Father Norman Fischer, the pastor of St. Peter Claver Catholic Church, led the service Sunday afternoon. When the bells were rung at 3 p.m., the doors of the church were held open to symbolize the solidarity with other churches across the country that were ringing bells at the same.

“When you know your history, you can know your greatness, but there’s a lot of history that we have to acknowledge first so that we can heal and be in solidarity with one another truly,” Fischer said in an interview before Sunday’s service.

Fischer said that the history of the first Africans who arrived in what would become the United States is sometimes overlooked and ignored, and that it is important to remember the people who were brought to the country through bondage and slavery.

It is especially important for Lexington to look back at the history of slavery, Fischer said. He pointed to downtown’s Cheapside, which was once one of the largest slave markets in the South.

“We have to know that there’s been a lot of horrible history and injustice that was done, even in the heart of Lexington,” Fischer said.

Moving forward, Fischer said it will be important for people to foster dialogue, have healing groups and learn from one another.

“There’s always the possibility of being truly one nation under God, but right now there’s a lot of setbacks because of different peoples who have expressions of one over another,” Fischer said. “The white supremacists groups, there’s so many of those, there’s a lot of distrust from the hurts from one group over the other, and it seems to me that right now it’s easy to say there’s a lot more of those eruptions of violence and hatred toward other races.”

The recent mass shooting in El Paso, Texas, and acts of violence against people who are Muslim and Jewish examples of hatred in the country, Fischer said.

“Right now there’s a lot of factionalism, a lot of division, a lot of hurts, a lot of hatred, and we have to take a stand, we can’t just watch it and be on the sidelines anymore,” Fischer said. “We have to say we are peace-makers, we are children of God so we need to come together now more than ever.”

One member of St. Peter Claver Catholic Church, John Phillips, said that Sunday’s service was uplifting and full of hope and love.

“One of the biggest things we have to do when it comes to love, and loving one another, it’s not only just to say ‘I’m sorry,’ but in order for there to be full forgiveness, there must be a debt paid of reparations,” Phillips said. “And we’re not seeing our leaders, especially the top of this country, pulling every part of the nation together, so it’s fractured.”

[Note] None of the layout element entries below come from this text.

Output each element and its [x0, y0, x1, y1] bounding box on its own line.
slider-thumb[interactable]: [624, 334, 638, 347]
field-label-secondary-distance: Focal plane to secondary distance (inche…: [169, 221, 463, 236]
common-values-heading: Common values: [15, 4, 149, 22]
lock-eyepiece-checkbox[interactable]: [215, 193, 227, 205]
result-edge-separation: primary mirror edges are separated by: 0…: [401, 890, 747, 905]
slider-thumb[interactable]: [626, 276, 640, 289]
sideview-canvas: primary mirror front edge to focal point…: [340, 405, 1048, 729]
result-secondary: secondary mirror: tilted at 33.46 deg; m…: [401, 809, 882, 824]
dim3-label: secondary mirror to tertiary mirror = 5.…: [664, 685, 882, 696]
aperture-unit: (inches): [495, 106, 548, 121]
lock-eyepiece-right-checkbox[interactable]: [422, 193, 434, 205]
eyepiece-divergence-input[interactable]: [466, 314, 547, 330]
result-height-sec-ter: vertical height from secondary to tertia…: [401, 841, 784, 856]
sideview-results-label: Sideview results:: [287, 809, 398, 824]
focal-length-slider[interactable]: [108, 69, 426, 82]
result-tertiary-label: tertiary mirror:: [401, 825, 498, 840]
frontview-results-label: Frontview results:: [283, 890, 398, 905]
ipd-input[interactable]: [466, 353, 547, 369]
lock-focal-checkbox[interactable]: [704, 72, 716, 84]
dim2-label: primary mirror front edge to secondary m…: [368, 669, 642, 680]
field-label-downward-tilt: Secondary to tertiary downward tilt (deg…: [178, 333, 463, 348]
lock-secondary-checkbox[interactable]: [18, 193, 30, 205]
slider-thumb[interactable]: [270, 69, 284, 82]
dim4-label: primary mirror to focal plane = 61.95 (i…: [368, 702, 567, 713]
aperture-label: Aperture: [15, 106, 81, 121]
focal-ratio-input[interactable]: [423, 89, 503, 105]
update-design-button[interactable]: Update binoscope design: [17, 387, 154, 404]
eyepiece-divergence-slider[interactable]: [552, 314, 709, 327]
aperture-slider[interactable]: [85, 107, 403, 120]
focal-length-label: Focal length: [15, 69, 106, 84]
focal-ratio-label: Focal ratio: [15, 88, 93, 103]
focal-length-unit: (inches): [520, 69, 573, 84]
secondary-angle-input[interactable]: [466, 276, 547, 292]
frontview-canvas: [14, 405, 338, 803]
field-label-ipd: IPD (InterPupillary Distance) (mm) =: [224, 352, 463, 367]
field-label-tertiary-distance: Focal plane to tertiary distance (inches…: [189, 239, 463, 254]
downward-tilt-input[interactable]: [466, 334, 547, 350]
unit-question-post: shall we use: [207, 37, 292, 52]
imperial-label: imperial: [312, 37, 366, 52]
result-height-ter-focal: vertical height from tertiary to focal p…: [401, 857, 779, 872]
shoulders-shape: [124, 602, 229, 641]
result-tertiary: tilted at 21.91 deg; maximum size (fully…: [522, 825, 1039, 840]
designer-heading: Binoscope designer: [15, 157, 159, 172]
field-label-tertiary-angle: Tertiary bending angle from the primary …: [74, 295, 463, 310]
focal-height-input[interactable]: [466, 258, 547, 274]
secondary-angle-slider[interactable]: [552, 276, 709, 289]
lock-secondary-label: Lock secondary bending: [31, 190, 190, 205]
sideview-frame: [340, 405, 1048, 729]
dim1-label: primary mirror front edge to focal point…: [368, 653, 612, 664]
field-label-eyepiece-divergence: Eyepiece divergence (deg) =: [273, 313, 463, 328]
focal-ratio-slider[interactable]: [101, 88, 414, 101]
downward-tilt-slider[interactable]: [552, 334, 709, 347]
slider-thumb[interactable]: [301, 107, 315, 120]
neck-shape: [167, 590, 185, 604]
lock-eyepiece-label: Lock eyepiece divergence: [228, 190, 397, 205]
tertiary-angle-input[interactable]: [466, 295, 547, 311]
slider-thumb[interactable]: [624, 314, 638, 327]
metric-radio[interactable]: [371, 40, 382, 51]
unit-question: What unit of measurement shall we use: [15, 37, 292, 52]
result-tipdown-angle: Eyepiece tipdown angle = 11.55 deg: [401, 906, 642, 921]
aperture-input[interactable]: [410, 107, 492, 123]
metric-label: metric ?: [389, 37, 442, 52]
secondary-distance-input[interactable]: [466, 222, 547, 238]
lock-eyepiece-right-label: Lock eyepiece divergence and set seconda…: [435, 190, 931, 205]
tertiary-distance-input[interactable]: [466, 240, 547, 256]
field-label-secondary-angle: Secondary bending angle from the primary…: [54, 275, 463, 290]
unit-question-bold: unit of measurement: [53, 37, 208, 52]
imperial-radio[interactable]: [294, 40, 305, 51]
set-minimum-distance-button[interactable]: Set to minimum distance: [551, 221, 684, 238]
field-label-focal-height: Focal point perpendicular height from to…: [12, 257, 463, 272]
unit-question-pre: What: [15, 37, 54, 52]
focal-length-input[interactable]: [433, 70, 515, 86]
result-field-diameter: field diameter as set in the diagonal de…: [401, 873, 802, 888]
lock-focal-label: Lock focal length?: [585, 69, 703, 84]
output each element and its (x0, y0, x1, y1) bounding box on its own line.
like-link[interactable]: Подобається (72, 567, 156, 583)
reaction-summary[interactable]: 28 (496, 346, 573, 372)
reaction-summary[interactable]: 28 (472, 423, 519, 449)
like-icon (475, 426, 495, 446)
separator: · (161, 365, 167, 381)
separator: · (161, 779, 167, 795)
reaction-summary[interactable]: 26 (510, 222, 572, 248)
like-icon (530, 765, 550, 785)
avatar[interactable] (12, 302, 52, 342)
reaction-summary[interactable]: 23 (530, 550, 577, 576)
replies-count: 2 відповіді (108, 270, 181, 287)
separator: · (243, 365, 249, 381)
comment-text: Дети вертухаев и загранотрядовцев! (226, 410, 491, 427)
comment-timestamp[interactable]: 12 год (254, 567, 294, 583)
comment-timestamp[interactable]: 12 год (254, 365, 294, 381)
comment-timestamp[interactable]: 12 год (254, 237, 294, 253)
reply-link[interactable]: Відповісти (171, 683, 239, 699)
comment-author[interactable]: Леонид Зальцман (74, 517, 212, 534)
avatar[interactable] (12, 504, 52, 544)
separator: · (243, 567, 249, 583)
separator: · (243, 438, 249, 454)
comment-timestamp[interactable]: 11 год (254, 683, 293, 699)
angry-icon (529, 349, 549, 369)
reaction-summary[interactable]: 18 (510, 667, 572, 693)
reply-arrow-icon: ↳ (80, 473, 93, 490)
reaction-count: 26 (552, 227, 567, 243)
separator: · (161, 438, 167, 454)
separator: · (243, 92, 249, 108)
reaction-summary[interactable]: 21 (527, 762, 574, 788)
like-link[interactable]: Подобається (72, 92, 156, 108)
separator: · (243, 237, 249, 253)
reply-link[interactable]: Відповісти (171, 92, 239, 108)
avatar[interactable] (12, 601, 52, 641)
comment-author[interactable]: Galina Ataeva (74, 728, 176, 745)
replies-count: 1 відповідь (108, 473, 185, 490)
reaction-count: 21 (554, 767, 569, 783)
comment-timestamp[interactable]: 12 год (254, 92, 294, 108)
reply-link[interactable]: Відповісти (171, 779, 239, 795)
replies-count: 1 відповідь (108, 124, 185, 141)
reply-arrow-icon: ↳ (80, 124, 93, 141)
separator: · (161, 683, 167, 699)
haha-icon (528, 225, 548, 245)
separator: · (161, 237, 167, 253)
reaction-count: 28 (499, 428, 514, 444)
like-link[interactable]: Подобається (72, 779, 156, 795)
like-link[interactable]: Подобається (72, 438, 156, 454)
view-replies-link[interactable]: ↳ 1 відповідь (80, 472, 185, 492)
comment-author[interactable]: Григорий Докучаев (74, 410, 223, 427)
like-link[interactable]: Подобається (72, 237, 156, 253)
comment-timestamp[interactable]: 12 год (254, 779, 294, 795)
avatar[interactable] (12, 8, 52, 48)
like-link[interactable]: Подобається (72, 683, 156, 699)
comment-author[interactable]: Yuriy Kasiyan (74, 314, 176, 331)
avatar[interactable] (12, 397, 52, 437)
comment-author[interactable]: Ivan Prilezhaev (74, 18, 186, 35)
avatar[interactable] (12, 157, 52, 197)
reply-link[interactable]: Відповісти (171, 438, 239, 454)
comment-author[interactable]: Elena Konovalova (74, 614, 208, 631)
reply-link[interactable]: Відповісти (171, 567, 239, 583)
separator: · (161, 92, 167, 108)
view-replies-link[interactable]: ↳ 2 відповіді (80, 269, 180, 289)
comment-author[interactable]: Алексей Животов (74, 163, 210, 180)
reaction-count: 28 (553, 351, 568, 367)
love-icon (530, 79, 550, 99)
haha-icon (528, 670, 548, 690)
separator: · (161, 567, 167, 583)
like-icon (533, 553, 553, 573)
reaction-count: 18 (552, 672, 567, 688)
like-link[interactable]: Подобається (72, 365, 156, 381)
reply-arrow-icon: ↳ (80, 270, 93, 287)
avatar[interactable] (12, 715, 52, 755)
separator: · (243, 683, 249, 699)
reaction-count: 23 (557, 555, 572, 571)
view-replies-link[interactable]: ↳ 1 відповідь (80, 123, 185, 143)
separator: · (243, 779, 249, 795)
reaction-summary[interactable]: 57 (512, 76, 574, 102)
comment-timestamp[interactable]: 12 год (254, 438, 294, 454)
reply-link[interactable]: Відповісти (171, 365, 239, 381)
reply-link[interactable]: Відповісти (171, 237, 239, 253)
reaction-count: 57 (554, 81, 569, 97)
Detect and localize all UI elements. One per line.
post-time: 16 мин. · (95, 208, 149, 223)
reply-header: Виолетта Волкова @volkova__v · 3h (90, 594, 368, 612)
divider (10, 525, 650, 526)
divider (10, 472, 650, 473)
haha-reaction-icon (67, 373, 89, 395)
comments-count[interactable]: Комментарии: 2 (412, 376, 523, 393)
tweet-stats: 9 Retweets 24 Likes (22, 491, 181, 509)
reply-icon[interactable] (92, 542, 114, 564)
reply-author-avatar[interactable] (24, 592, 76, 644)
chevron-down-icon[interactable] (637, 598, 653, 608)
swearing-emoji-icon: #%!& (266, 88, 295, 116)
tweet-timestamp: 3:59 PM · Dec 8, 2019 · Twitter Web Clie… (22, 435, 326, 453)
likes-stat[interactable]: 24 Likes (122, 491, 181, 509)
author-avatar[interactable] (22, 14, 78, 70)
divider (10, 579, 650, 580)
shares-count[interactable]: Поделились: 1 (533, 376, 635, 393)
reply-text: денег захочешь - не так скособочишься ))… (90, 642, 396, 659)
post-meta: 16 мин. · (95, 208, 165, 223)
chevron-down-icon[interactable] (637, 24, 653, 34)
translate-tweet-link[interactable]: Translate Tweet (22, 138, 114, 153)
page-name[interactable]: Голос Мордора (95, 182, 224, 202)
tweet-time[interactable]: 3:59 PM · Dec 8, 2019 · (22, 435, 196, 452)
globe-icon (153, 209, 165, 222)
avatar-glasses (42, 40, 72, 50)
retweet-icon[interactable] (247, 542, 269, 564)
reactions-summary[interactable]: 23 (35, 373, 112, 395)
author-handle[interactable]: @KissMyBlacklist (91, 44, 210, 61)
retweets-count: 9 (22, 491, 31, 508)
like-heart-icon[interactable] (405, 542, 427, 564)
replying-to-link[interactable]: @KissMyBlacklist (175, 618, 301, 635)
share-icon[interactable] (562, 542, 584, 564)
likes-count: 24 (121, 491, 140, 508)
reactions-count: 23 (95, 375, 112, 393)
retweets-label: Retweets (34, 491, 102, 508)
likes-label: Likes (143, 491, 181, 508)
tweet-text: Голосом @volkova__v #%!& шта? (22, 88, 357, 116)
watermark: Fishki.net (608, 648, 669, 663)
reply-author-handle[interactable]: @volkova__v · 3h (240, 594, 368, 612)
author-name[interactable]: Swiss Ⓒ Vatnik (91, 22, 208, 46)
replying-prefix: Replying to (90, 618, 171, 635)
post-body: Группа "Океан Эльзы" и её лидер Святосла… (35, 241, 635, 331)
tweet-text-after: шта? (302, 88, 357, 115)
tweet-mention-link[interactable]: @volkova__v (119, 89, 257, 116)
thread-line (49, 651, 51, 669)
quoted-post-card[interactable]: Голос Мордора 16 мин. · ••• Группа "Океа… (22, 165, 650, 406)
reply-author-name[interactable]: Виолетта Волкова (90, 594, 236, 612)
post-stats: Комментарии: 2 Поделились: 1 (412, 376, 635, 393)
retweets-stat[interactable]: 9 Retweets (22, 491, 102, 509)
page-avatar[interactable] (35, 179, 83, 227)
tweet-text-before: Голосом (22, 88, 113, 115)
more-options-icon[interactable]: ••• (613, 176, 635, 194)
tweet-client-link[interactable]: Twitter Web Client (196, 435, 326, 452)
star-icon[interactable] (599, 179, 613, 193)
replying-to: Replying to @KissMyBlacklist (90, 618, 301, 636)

Bill Grimes, who belongs to St. Julie Catholic Church in Owingsville, was one of several who traveled from other churches to be at the service. Grimes, who is white, said that racism is a continuing problem and that ongoing work has to be done to bring the country together.

“I don’t think we in this country realize what a significant problem we have with racism. I think that we thought the problem was improved immensely when we had an African-American president, but I think it actually in some respects has gotten worse, and so I think every person needs to realize that racism is endemic and no matter how hard we work to not be a racist, there is always something there inside of us that we just can’t recognize or we can’t pull out.”

Educator Dr. Roger Cleveland spoke at the service, and he said it is important for people of the United States to recognize the past, respond to what took place and work toward repairing relationships.

“The reality is that racism is embedded in our country,” Cleveland said. “It’s been here since the inception.”

Cleveland said a systemic response to the damage that has been done is needed, and that it will take courage.